Atualmente são conhecidos apenas oito medicamentos inibidores de quinases que se ligam de forma covalente. Nessa pesquisa, explorou-se uma característica pouco comum da MPS1: a presença de um resíduo do aminoácido cisteína em uma posição específica. Das mais de quinhentas proteínas quinases codificadas pelo genoma humano, apenas cinco têm tal característica. “Isto é favorável em termos de seletividade e potência quando se desenvolve uma molécula inibidora com potencial terapêutico, pois reduz-se em muito a chance de a nossa molécula se ligar a outras quinases”, explica Ricardo Serafim, um dos autores do estudo. Antigo pos-doutorando do CQMED, Serafim atualmente é pesquisador da Universidade de Tübingen, na Alemanha, onde realizou estágio com apoio da FAPESP

Para chegar à molécula inibidora covalente, os pesquisadores fizeram uma análise da estrutura tridimensional da MPS1, visando encontrar sítios promissores para o encaixe de moléculas. Em seguida, iniciaram a busca por moléculas inibidoras no Banco de Dados de Estrutura de Proteínas (PDB). Essa seleção inicial, juntamente com simulações computacionais, levou a um conjunto de três séries químicas promissoras.

Após dessa etapa, Serafim sintetizou aproximadamente trinta moléculas para testá-las em ensaios enzimáticos e identificou uma classe de compostos com o mecanismo de inibição desejada para a MPS1. A ligação covalente foi depois confirmada por meio de espectrometria de massa e cristalografia de raio-X. “Testamos a molécula em ensaios celulares e vimos que a molécula tem eficácia para tratar células cancerígenas”, explica Serafim.

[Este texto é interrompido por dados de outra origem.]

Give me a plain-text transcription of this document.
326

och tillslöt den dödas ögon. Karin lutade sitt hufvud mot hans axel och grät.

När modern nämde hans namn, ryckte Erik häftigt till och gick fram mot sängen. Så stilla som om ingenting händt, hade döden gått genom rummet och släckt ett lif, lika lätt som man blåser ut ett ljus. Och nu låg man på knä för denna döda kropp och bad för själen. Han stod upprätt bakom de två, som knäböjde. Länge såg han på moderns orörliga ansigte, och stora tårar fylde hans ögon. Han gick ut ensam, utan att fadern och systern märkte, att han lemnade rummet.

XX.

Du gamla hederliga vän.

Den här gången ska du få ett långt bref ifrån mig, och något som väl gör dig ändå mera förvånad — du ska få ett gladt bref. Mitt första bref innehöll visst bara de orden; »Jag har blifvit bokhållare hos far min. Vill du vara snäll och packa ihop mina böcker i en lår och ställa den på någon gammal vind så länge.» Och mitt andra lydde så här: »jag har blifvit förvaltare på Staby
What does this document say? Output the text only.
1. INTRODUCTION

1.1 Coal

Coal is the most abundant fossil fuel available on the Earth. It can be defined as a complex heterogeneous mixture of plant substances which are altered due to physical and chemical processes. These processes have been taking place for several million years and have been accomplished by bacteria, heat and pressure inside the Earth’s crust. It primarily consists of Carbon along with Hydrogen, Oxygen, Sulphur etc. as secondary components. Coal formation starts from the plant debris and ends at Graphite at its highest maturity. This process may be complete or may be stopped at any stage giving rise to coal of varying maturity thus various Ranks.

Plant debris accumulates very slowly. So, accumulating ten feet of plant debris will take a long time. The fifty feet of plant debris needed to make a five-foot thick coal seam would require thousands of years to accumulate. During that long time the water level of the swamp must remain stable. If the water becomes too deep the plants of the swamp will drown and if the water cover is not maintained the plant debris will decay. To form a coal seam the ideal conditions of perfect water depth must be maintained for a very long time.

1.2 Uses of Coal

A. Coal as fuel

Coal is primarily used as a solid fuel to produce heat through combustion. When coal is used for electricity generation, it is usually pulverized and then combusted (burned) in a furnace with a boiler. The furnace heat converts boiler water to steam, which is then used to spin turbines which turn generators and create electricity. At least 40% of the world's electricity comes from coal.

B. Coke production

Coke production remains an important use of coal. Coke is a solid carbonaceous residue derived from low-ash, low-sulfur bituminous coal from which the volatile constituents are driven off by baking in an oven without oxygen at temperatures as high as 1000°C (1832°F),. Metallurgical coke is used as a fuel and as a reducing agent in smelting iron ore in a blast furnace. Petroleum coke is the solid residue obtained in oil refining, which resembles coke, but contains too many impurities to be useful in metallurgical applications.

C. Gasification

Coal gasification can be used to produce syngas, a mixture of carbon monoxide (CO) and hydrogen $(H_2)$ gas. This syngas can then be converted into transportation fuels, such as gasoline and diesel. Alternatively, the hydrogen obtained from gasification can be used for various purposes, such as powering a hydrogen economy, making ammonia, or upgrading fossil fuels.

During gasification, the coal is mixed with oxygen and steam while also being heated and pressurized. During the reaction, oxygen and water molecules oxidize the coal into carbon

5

Os experimentos que diferenciam inibidores covalentes de inibidores não covalentes podem ser bem complexos, requerendo diferentes expertises. “Trabalhamos bastante para poder comprovar que havia uma ligação covalente entre composto e alvo. Estar em um centro multidisciplinar capaz de desenvolver o ensaio enzimático, a espectrometria de massa e a cristalografia de raio-X ajudou muito a acelerar este processo”, ressalta Couñago. O CQMED é uma unidade da Empresa Brasileira de Inovação Industrial (EMBRAPII) e um Instituto Nacional de Ciência e Tecnologia (INCT) apoiado pela Fapesp, CAPES e CNPq sediado no Centro de Biologia Molecular e Engenharia Genética (CBMEG) da Unicamp.

Agora que chegaram na molécula inibidora de MPS1, os autores pretendem melhorar algumas de suas propriedades antes de iniciar os ensaios clínicos. “Tivemos sucesso na prova de conceito. Agora são necessários ajustes, principalmente em termos de reatividade, para que ela tenha ainda mais eficiência na inibição da proteína-alvo”, finaliza Serafim.